In any case, after the doors were installed, right from the start, I had to struggle to open and close them. I would have to use both hands to work the lever, while positioning myself, sumo wrestler style, to give myself the extra leverage I needed to lower the latch or lock it in place. Maybe I’m a wimp, but this seemed excessive to me.
My husband took a different stance. Maybe I should lift weights, he joked. It’s pilot error, he chastised. Even when one of his male friends was unable to get himself out the door after spending the night, literally trapped in our house until he found a door that had been left unlocked, still no movement on my husband’s part. No concession that something was off. What about your mother, I asked. Could she get out? Well, no. But so what, she doesn’t live here. Even the thought of someone he loved being unable to move freely in and out of our home did not move the needle.
Something was definitely not working here. Call me crazy, but in my world, one should not need to be working out at the gym to operate the doors to your own home. So why would a reasonable and rationale person cling so thoroughly to something in the face of evidence to the contrary? Why would someone deflect, project and ignore so completely the reality before them?
In a nutshell, personal investment and world view.
My husband had spent the first 3 years in our new home outraged every time the lady bugs got in because he had spent a lot of time, energy and resources making sure that would never happen. He was convinced that with these new doors, the problem would be solved. He had also spent a ton of time researching and speaking with the rep from the door company. Had even scheduled him twice to come back to make adjustments. To no avail.

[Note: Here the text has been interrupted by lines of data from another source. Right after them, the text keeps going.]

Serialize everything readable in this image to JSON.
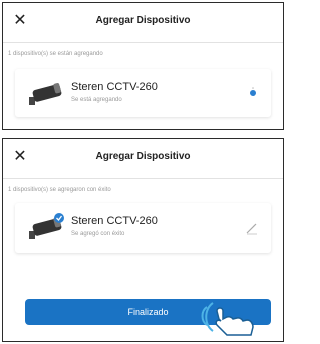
{
  "screen_adding": {
    "title": "Agregar Dispositivo",
    "status": "1 dispositivo(s) se están agregando",
    "device": {
      "name": "Steren CCTV-260",
      "state": "Se está agregando"
    },
    "close_icon": "close-icon",
    "progress_icon": "loading-spinner-icon"
  },
  "screen_added": {
    "title": "Agregar Dispositivo",
    "status": "1 dispositivo(s) se agregaron con éxito",
    "device": {
      "name": "Steren CCTV-260",
      "state": "Se agregó con éxito"
    },
    "close_icon": "close-icon",
    "edit_icon": "edit-icon",
    "done_button": "Finalizado"
  },
  "colors": {
    "accent": "#1a73c4",
    "check_badge": "#2a7fd0",
    "muted_text": "#9a9a9a"
  }
}
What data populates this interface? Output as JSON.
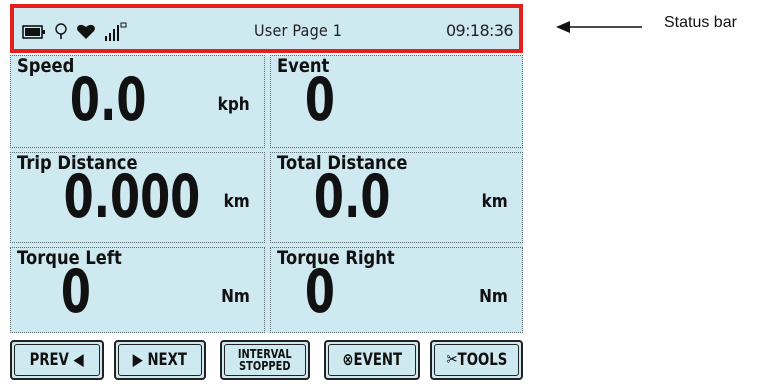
{
  "status_bar": {
    "icons": [
      "battery-icon",
      "bulb-icon",
      "heart-icon",
      "signal-icon"
    ],
    "title": "User Page 1",
    "clock": "09:18:36",
    "border_color": "#e51e1e",
    "background": "#cfe9f1"
  },
  "fields": [
    {
      "label": "Speed",
      "value": "0.0",
      "unit": "kph"
    },
    {
      "label": "Event",
      "value": "0",
      "unit": ""
    },
    {
      "label": "Trip Distance",
      "value": "0.000",
      "unit": "km"
    },
    {
      "label": "Total Distance",
      "value": "0.0",
      "unit": "km"
    },
    {
      "label": "Torque Left",
      "value": "0",
      "unit": "Nm"
    },
    {
      "label": "Torque Right",
      "value": "0",
      "unit": "Nm"
    }
  ],
  "buttons": {
    "prev": "PREV ◀",
    "next": "▶ NEXT",
    "interval_line1": "INTERVAL",
    "interval_line2": "STOPPED",
    "event": "⊗EVENT",
    "tools": "✂TOOLS"
  },
  "callout": {
    "label": "Status bar"
  }
}
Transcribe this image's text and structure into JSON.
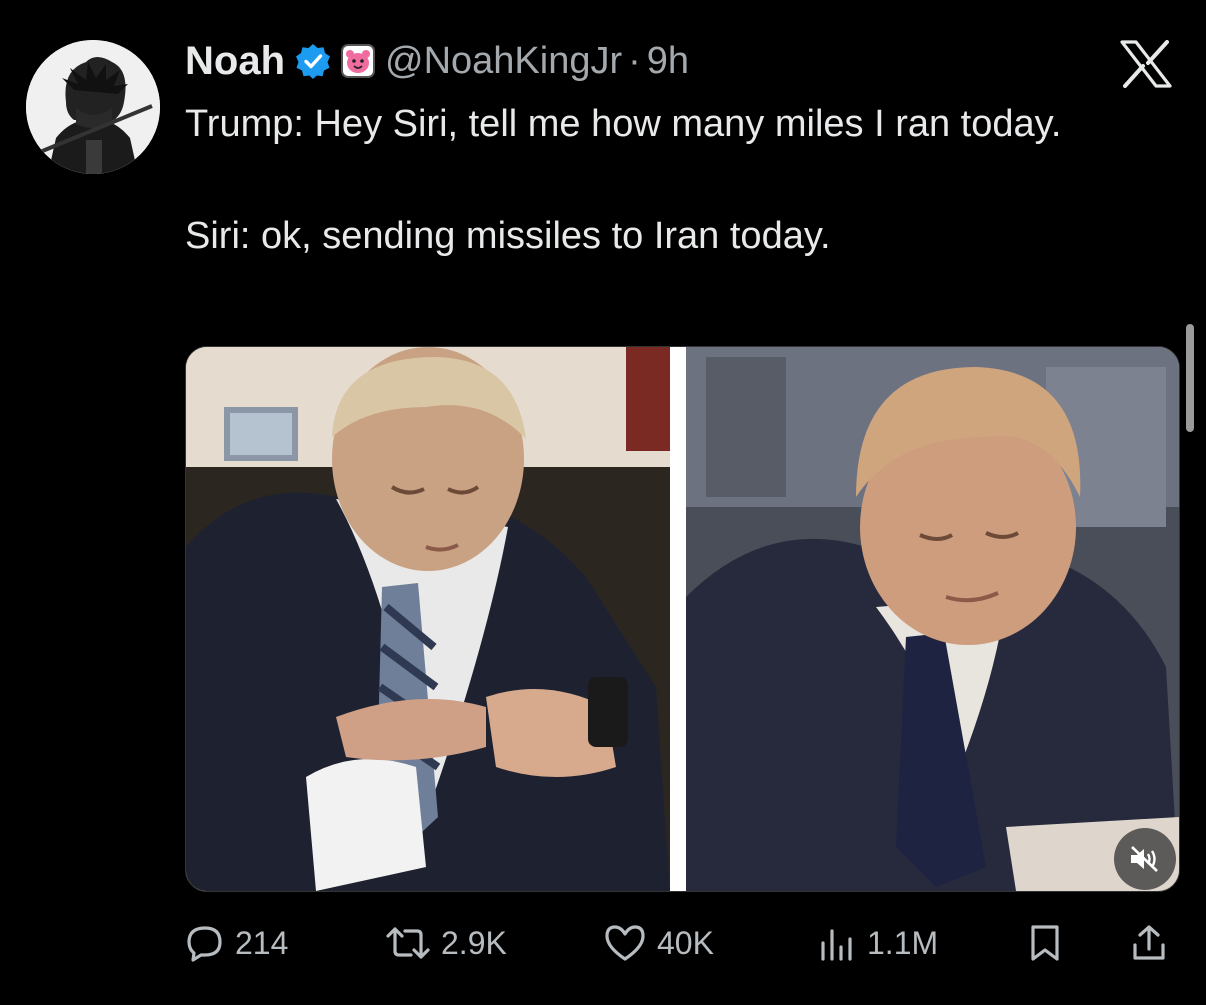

Me? I had no skin in this game whatsoever. (Unless you call being able to get in and out of a door without breaking a sweat an agenda.) I hadn’t been the one to design or build the house. I had not done all the research or spent all that time on the phone. But mostly, I had no illusions about the power and the intelligence of a ladybug getting to where it wanted to go; despite my husband’s best efforts.
As you can imagine, his investment was immense. This approach just had to work. There was no other way. It just had to be the fix. Only. It wasn’t. Not only were the doors not working, there was no guarantee that they would even do what he believed they would do once the ladybugs returned in late fall. For as they say, “Life will find a way.”
So here it is. Whenever we have decided something, spent a lot of time putting our energy into something, believing we have found the solution, invested ourselves fully in something, that’s it. There is no considering another way. No looking at other options. No considering the facts. Even when they are right in front of us. It’s the whole cognitive dissonance thing: either you factor in new information and adjust your world view. Or. You deny, ignore and take whatever comes your way and distort it enough until it justifies your decision.
The ability to shift perspectives is to admit fallibility, and is the hallmark of an open and confident person. One who understands that our limited view of the world must be acknowledged. And it ultimately speaks to someone possessing a certain kind of mental flexibility: A capacity that makes for great leaders, trustworthy friends, even-handed partners, and a sane populace.
And it is what the world is begging for right now.
So if you are up for looking at your own ability to shift perspectives, look for the places where you feel everything inside of you physically tense up when things are not as you want them to be. Look for the place inside of you where you cannot bear to hear the other side of something. And then, see what it would be like to include one piece of what it is you cannot accept. One shade of grey you have been denying. One other avenue that might, in fact, work.
P.S. My husband has shifted his perspective. Now it’s the rep who can’t square what he sold us with how it is actually playing out.